Roaches

by Matt Sheret

“Dude, I don’t want to freak you out, but you should probably shift over there.”
“Huh?”
“Just… um… get up a sec.”
“Sure, what’s up?”
“Oh, it’s, yeah it’s okay. I thought I saw a big ass roach behind you, but it was just this ant wriggling on the floor”
“Hah, okay.”
“Yeah. I mean it’s New York, so-”
“-yeah, everyone’s got them, right.”
“Right. We’ve not got it bad. I mean, they’re in the walls but we keep pretty clean so they don’t come out much. But we don’t have ants, so I’m not sure how that got in.”

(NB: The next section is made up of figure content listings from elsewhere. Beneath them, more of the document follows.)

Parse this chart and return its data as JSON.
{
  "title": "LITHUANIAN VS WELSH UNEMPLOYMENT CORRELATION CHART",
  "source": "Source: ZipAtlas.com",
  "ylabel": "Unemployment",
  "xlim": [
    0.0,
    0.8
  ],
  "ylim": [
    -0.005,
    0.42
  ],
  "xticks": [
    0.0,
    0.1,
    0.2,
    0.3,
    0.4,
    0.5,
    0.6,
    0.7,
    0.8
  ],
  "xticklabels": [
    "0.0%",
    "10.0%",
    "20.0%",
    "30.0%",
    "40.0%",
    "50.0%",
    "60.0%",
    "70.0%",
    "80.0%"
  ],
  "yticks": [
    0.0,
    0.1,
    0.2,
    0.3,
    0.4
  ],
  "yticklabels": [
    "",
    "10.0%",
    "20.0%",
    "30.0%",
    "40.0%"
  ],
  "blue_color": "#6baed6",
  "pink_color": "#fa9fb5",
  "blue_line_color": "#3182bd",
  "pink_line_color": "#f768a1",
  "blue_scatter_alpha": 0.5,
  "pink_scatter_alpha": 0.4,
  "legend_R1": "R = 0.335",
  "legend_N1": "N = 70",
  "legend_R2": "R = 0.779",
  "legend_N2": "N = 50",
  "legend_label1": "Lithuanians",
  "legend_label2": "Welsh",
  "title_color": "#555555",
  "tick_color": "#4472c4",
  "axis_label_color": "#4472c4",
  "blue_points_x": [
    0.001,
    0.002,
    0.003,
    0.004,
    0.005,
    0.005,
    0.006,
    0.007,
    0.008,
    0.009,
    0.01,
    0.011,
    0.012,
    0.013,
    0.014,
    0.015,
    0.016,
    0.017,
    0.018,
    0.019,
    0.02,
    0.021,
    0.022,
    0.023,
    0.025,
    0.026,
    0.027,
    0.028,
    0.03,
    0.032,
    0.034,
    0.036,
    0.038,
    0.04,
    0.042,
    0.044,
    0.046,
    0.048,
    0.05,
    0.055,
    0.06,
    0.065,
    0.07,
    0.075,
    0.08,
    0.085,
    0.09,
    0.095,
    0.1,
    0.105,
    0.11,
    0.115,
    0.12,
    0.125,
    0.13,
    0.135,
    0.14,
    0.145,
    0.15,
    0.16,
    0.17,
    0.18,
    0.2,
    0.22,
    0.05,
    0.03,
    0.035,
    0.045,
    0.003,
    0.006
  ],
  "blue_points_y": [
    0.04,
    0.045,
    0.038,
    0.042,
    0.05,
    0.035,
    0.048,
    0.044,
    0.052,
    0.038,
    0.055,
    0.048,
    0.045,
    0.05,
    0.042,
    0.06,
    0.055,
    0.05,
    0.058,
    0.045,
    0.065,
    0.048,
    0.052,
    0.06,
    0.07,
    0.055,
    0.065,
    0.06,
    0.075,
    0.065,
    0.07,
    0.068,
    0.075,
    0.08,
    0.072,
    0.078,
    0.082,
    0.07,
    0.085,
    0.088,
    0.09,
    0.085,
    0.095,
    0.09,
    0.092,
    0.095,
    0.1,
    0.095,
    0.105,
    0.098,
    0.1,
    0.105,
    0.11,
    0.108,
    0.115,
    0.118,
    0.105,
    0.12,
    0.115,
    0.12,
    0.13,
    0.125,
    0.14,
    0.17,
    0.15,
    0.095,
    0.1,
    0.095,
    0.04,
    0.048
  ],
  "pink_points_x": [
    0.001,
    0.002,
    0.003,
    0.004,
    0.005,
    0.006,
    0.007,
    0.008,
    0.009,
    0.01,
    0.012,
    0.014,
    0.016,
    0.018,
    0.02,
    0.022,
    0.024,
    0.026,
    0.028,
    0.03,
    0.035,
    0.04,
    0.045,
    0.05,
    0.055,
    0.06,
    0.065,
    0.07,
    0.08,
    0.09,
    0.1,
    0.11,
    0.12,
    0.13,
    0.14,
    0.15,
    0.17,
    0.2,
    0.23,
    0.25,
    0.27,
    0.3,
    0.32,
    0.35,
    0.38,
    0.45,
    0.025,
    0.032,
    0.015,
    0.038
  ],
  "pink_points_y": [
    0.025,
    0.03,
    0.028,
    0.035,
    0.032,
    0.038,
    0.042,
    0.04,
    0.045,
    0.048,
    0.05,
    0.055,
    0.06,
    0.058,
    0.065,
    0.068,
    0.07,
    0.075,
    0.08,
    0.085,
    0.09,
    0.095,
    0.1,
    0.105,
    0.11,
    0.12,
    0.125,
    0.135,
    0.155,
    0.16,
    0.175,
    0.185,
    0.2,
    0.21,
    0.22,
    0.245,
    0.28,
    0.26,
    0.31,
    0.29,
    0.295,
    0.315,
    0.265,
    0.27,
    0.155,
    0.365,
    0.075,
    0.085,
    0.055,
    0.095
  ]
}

“Probably just on a shoe or something. The first cockroach I saw here, the only one I’ve seen here, was when I was over last April. This sickly little yellow thing was crawling around outside of a cafe that two of my friends were in at the time. Hideous little creature.”
“Yeah aren’t they? We’ve got two kinds: House Roaches, which are those yellowy ones about this big, and Water Bugs.”
“Water Bugs?”
“Yeah, they’re the huge ones, about that big, shiny black shells. They fly about, outside, at your face, they can’t breed indoors so it’s always outside. But sometimes they’ll get in through a window, you’ve got to try and get rid of them while all the time it’s flying at your face. I mean, you shoo it out the door somehow, but still. We used to get a lot of them in Bed-Stuy… actually I’ve got a funny story about that. This one day I got home, just after we’d moved in. The people on our block thought we were cops, these two white girls, but Stacy’s about two inches shorter than me so clearly not. Anyway I’m coming home one night, nod to the guys like ‘What’s up?’, head inside and Stacy’s just screaming. I’m like ‘Dude, what’s going on?” and she’s got this stick in her hand, tells me there’s a huge roach flying around my room. So I’m like ‘Ohshit, what do we do?’ and she’s just swinging at it telling me to kill it ‘Pfft, nuh-uh, you’re in there now, totally your problem. Do you want a shoe?’ so she just yells ‘Go get a boy!’ I head downstairs and B-’s there with his girlfriend and I’m like ‘Um, B-, sorry but, uh, there’s this huge roach in our room flying at us’ ‘Man, that’s a Water Bug’ ‘Would you be able to come and help us kill it?’ and he just shrugs like ‘No way man’. Now B-’s about your height, this built black guy with dreads down to here, and for a living he… well he’s a cocaine dealer. His girlfriend just shoots him a look and hits his arm and tells him ‘You get the fuck up there and help them out’ He’s just sulky ‘Yeah right, whatever’, comes upstairs and this thing’s still flying at Stacy’s face. Finally he smacks it down like ‘Welcome to Bed-Stuy!’ and on his way out the door mumbles ‘Ain’t never doin’ that again’.